The water proposal included $1.3 billion for drinking water and wastewater infrastructure. It comes on top of a $7 billion in bond authority for water projects approved by voters in 2016. An $8.9 billion state water bond measure in 2018 targeting crumbling infrastructure and for drinking water for disadvantaged communities failed with 51.9% of voters opposing the measure.

Newsom declared a drought emergency for 41 of the state’s 58 counties on May 10 citing above-average temperatures and dry conditions for April and May. Earlier in April, Newsom stood in a dry creek bed in Mendocino County and declared a drought emergency for Sonoma and Mendocino counties.

He directed the state’s water board to consider modifying requirements for reservoir releases and to take other conservation measures.

Exposure to climate risks varies across the country, presenting different infrastructure challenges based on location, according to Moody’s.

Oregon Gov. Kate Brown declared a drought emergency in April for Klamath County saying the Klamath Basin faces drought conditions not seen in decades.

The Oregon governor said she is working with the White House, the Department of the Interior and the Department of Agriculture to get help and relief where it is needed most.

The primary focus in Oregon from that effort was on helping farmers by doing such things as approving emergency groundwater use drought permits for irrigation, but she is also seeking federal funding to improve water quality, she said.

Washington State lawmakers approved two climate change bills in late April including one that makes the state the second after California to adopt a cap-and-trade measure that makes businesses pay through an auction system for carbon emissions. The cap-and-trade plan includes water improvements among programs that can seek funding through the program.

“We finally have meaningful climate legislation that reflects the values and priorities of Washingtonians, and that respects the science of climate change,” Washington Gov.
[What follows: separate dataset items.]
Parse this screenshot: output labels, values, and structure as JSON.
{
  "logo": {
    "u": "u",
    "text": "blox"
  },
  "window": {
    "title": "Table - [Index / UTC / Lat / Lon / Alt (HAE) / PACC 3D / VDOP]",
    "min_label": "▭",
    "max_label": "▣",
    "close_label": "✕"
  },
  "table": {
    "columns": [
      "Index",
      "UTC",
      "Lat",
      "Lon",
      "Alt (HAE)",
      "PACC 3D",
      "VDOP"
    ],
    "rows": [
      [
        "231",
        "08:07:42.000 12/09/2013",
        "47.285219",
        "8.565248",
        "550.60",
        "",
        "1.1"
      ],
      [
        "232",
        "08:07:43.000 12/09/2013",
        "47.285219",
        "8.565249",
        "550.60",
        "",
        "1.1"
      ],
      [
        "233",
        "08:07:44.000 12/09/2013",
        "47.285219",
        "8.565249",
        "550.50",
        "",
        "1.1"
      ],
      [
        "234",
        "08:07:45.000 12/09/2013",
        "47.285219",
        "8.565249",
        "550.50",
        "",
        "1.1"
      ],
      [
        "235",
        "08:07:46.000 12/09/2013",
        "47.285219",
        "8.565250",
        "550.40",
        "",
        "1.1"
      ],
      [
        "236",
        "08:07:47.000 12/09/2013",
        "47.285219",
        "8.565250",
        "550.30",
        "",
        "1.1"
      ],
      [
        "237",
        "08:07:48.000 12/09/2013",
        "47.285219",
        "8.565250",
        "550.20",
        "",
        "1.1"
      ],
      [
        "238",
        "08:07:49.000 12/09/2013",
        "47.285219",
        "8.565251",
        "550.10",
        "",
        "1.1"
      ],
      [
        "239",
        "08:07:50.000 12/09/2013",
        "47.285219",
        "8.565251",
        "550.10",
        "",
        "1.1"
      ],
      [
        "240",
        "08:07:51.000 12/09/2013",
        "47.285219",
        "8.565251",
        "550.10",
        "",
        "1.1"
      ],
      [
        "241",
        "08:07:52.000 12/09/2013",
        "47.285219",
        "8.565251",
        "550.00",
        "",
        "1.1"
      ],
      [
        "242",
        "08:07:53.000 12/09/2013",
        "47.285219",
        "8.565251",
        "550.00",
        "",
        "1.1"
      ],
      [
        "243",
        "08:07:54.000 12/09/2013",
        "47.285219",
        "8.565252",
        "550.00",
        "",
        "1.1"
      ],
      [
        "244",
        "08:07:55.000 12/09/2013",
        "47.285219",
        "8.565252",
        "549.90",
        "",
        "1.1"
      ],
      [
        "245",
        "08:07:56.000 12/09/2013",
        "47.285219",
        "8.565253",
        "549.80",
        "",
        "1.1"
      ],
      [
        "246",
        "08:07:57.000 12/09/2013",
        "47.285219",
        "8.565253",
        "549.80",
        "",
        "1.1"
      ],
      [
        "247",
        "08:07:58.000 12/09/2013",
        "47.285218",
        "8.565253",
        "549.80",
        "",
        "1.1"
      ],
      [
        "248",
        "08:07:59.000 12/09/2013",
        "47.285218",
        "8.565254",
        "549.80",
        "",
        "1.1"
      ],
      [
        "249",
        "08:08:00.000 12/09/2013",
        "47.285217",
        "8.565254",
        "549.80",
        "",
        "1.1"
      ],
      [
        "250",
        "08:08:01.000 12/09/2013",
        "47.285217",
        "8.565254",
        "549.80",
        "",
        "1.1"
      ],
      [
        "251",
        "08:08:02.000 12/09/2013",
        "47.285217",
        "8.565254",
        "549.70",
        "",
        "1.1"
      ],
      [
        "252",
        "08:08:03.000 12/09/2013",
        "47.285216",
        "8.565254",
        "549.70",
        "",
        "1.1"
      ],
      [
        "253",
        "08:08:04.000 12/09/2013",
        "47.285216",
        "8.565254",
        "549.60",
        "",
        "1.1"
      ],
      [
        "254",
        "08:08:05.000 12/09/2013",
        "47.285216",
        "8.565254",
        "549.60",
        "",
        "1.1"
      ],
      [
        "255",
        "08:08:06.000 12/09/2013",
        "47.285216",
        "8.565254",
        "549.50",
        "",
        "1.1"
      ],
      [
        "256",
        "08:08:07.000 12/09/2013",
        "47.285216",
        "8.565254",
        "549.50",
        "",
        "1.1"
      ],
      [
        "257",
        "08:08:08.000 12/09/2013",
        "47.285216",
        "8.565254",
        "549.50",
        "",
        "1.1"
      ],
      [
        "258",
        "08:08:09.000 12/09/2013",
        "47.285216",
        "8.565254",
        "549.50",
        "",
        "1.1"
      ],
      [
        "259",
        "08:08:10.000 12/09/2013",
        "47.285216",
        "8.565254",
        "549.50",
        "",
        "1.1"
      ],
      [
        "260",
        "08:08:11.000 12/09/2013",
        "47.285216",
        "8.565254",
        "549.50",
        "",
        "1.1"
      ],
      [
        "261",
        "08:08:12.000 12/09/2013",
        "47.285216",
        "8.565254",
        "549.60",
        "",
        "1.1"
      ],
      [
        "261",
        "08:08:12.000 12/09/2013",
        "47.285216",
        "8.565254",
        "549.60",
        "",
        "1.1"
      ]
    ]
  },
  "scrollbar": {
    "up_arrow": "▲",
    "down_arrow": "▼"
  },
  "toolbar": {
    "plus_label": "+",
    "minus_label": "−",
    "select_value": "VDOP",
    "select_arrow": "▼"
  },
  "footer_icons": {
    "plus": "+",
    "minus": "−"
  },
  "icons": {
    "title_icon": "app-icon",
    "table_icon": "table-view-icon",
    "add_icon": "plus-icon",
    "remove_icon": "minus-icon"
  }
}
Jay Inslee said in a statement in April.

Nationally, “improvements in water distribution and transmission are generally the greatest need, but the level of other needed investments reflects localized risks,” Moody’s analysts wrote.

In California, water storage represents 14% of total water infrastructure needs, while in Florida and North Carolina, which are facing elevated exposure to hurricanes and extreme rainfall, water storage accounts for only 7% of total infrastructure needs, Jones said.

Recognizing its growing exposure to sea level rise and flood risk, Miami voters approved a $400 million bond measure in 2017, of which $192 million was dedicated to flood mitigation.

Smaller utilities will face greater risk from the substantial investments needed that will eventually result in increased debt and customer rate increases, Jones said.

Large utilities with well-managed capital assets, strong customer bases and rate flexibility will be the best positioned to handle future infrastructure needs, according to Moody’s.

“From a big-picture perspective, places like Los Angeles Department of Water and Power are the places that are doing okay,” Jones said. “They are not the places in the report that we are referring to that will have the problems.

“It is places that are lot less wealthy, have a smaller service area and haven’t kept their infrastructure up to date — those are the places we are more concerned about,” Jones said. “We are less concerned about the big, sophisticated places with a lot of resources.”